F.L.: Then, it may turn out that it does not totally correspond to what the composer wanted and it will be tweaked during rehearsals. Or, he may realise that there are printing errors. In either case, it is not sent back to the publisher. We will work directly on it and make the necessary changes. Furthermore, the delivered scores are, at that point, free of all notation—as for the bow strokes. Those may be determined at the rostrum during a run through with the conductor. Here again, it will be our job to record the changes in the score.

What latitude do you have to rewrite a published score?

F.L.: For Boris Godunov, conductor Vladimir Jurowski, had insisted on a critical edition of the 1869 version which he had already conducted in concert. On his arrival at Bastille, after having identified countless errors in the material, and given that he had a highly personal conception of the work, he decided to rework the orchestration. It was not just a question of making subtle changes but of rewriting the score according to his wishes: for example, having the part of the fourth horn in a particular place played by the third trombone, reintroducing the tuba in the passages where it was absent… Here, our involvement greatly surpassed our primary role, and the changes kept coming until the actual performances began.
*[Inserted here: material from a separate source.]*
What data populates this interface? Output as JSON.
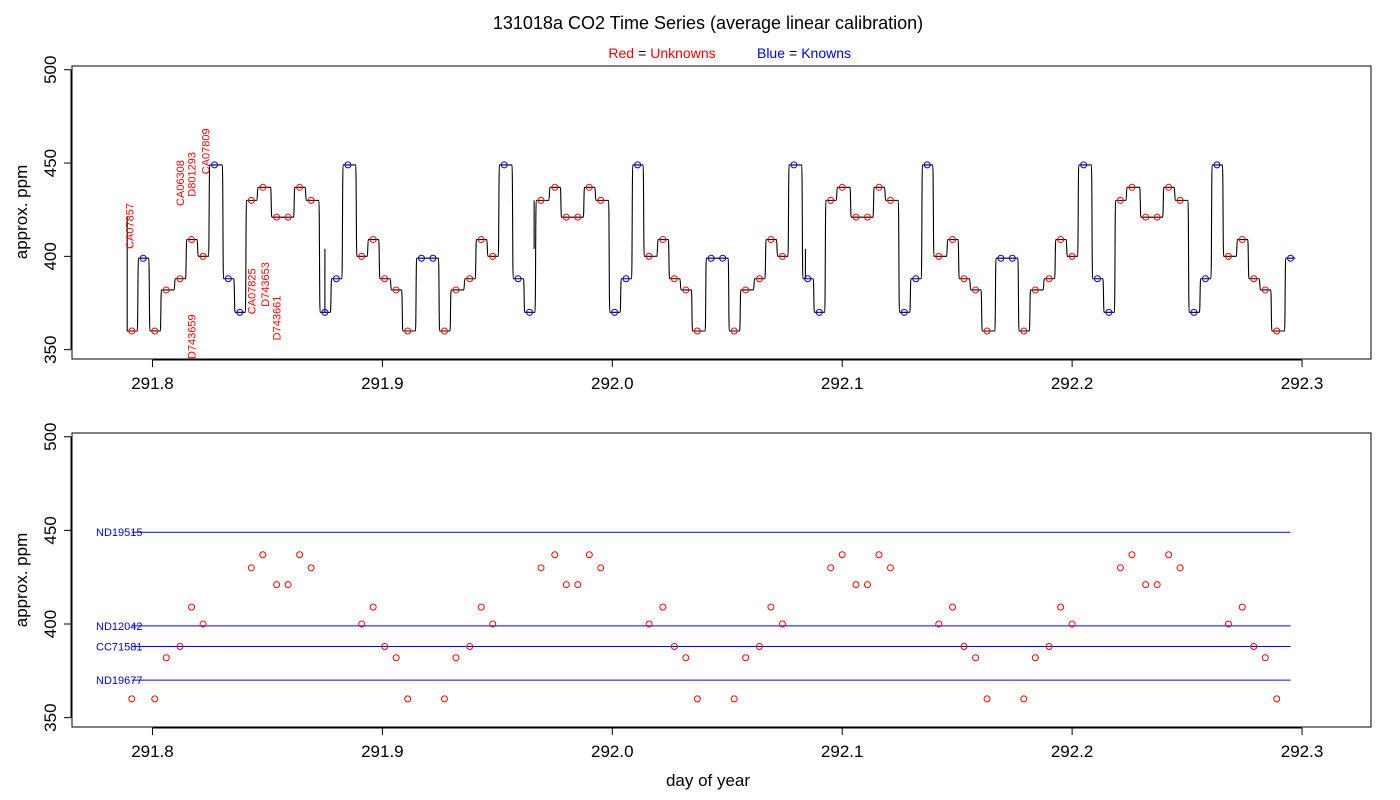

Throughout the entire production, day in and day out, we were involved in a long editorial process that was largely influenced by what the conductor heard during rehearsals.

What other types of unexpected events do you have to respond to?

F.L.: Recently, during Il Trovatore, the aria Di quella pira was sung either in the original tone or in a tone transposed according to the wishes of the tenors who had been cast. That transposition4 does not appear in the original score. I had to write it in. To avoid having to make the musicians juggle with several scores, I noted the two versions on the same one, and on the frontispiece I marked down the dates with the names of the corresponding performers. Thus, when the musicians arrived at their music stands in the evening, they knew which sections to refer to. It is up to us to find practical solutions like this. It means finding out about any last-minute changes in the cast that may have an impact on the Orchestra. Anticipation is an essential quality when it comes to exercising this profession.

1.  Arco means that the notes are played with the bow, pizzicato mans that they are plucked with the fingers.   
2. This is to indicate the direction of the bow stroke. When the bow is drawn from the frog to the tip it is called a “down stroke”. When it is drawn from the tip to the frog it is called an “up stroke”.    
3. The interview was conducted in July.    
4. Transposition consists of raising or lowering the pitch of a note.